The Midwest Region MAC
The first step in Medicare bringing the pain to all of the manufacturers playing this game is its individual regions beginning to speak out. That sets up providers who are doing this for criminal prosecution because they have been formally put on notice. That’s why this notice out of the Central US Medicare Administrative Contractor (CGS) is a big deal:
This basically is the beginning of the end for these companies pushing this Medicare payment scam. Or placing a stick of dynamite with a lit fuse at their feet.
Ever since multiple professional groups in this space got involved and notified Medicare and FDA that this was happening, the dominoes began to fall. Now Medicare fraud and abuse contractors are active in this space. They are clearly heading in the direction of shutting this down while they figure out who the big fish are and gather evidence. What can they do? They can get the justice department involved to prosecute manufacturers, sales reps, and the physicians who billed and violated federal laws. They can also begin sending clawback letters to providers who will easily owe Medicare repayments in the 5, 6, and7 figure range (plus attorneys fees).
The FDA has also been engaged. They can issue Warning Letters to these manufacturers for making claims that go beyond what’s allowed by their quickie 361 tissue registrations. They can also prosecute manufacturers via the justice department for selling unapproved drugs. Finally, they can also make sure that no other company gets to place claims that violate its regulations in a q-code description.
If You Billed this Stuff-What Should You Do?

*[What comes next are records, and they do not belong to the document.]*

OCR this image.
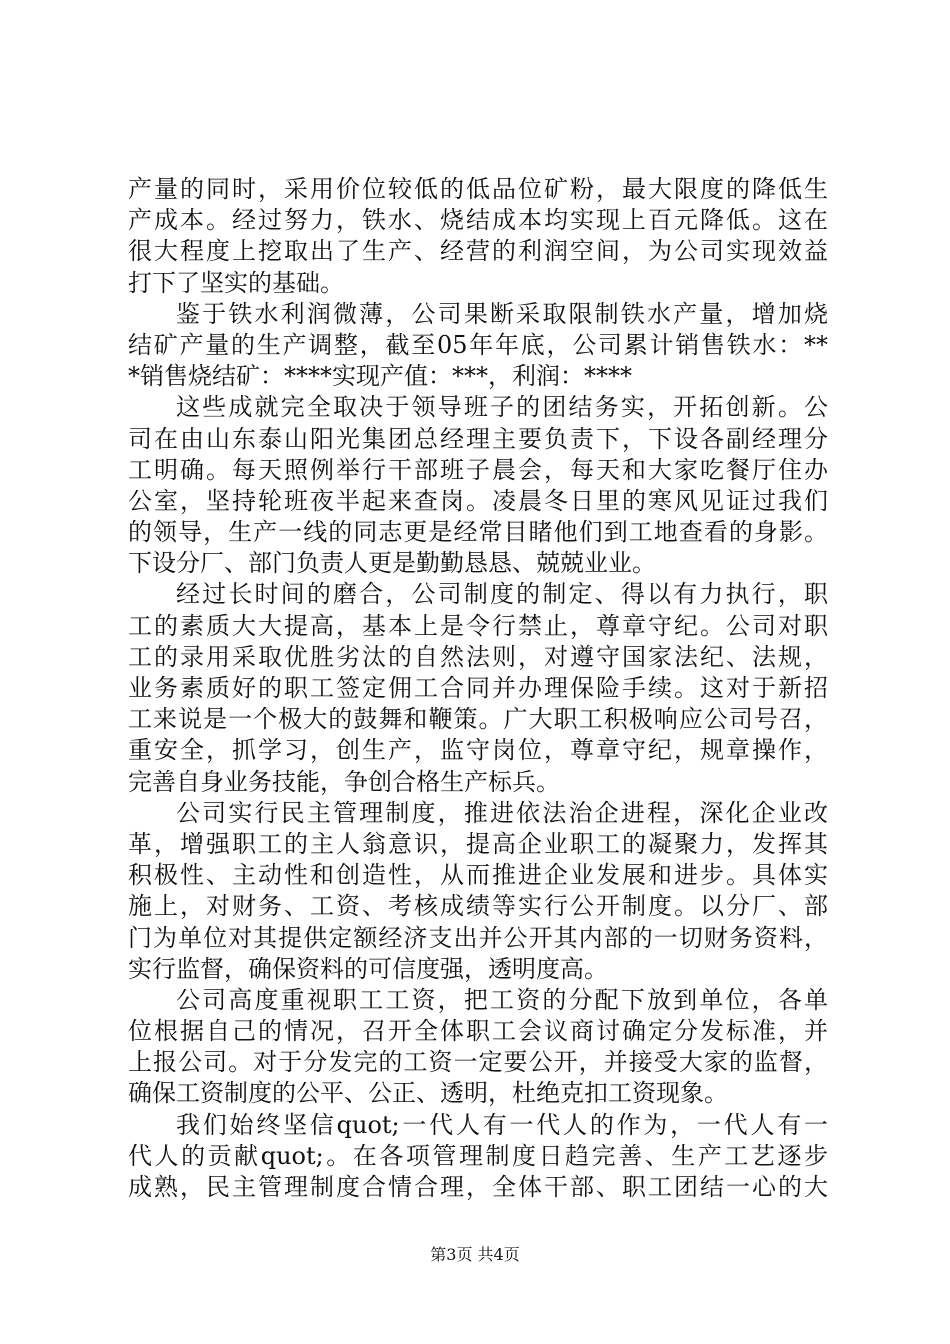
产量的同时，采用价位较低的低品位矿粉，最大限度的降低生
产成本。经过努力，铁水、烧结成本均实现上百元降低。这在
很大程度上挖取出了生产、经营的利润空间，为公司实现效益
打下了坚实的基础。
鉴于铁水利润微薄，公司果断采取限制铁水产量，增加烧
结矿产量的生产调整，截至05年年底，公司累计销售铁水：**
*销售烧结矿：****实现产值：***，利润：****
这些成就完全取决于领导班子的团结务实，开拓创新。公
司在由山东泰山阳光集团总经理主要负责下，下设各副经理分
工明确。每天照例举行干部班子晨会，每天和大家吃餐厅住办
公室，坚持轮班夜半起来查岗。凌晨冬日里的寒风见证过我们
的领导，生产一线的同志更是经常目睹他们到工地查看的身影。
下设分厂、部门负责人更是勤勤恳恳、兢兢业业。
经过长时间的磨合，公司制度的制定、得以有力执行，职
工的素质大大提高，基本上是令行禁止，尊章守纪。公司对职
工的录用采取优胜劣汰的自然法则，对遵守国家法纪、法规，
业务素质好的职工签定佣工合同并办理保险手续。这对于新招
工来说是一个极大的鼓舞和鞭策。广大职工积极响应公司号召，
重安全，抓学习，创生产，监守岗位，尊章守纪，规章操作，
完善自身业务技能，争创合格生产标兵。
公司实行民主管理制度，推进依法治企进程，深化企业改
革，增强职工的主人翁意识，提高企业职工的凝聚力，发挥其
积极性、主动性和创造性，从而推进企业发展和进步。具体实
施上，对财务、工资、考核成绩等实行公开制度。以分厂、部
门为单位对其提供定额经济支出并公开其内部的一切财务资料，
实行监督，确保资料的可信度强，透明度高。
公司高度重视职工工资，把工资的分配下放到单位，各单
位根据自己的情况，召开全体职工会议商讨确定分发标准，并
上报公司。对于分发完的工资一定要公开，并接受大家的监督，
确保工资制度的公平、公正、透明，杜绝克扣工资现象。
我们始终坚信quot;一代人有一代人的作为，一代人有一
代人的贡献quot;。在各项管理制度日趋完善、生产工艺逐步
成熟，民主管理制度合情合理，全体干部、职工团结一心的大
第3页 共4页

If you fell for this, then if this were me, I would begin negotiating a payback schedule now. Given that you will still be out the amounts you paid for these products, that may mean that you will need to tap patients to pay for these therapies. Another option is to go back to the manufacturers for product refunds. Either way, it’s not fun, but better to realize your mistake and take ownership than getting financially blindsided in a pandemic.
The upshot? This new Medicare guidance is likely one of many that will be coming out here in the next few months. Medicare knows about this as does FDA, so it’s just a matter of time before both begin bringing the pain.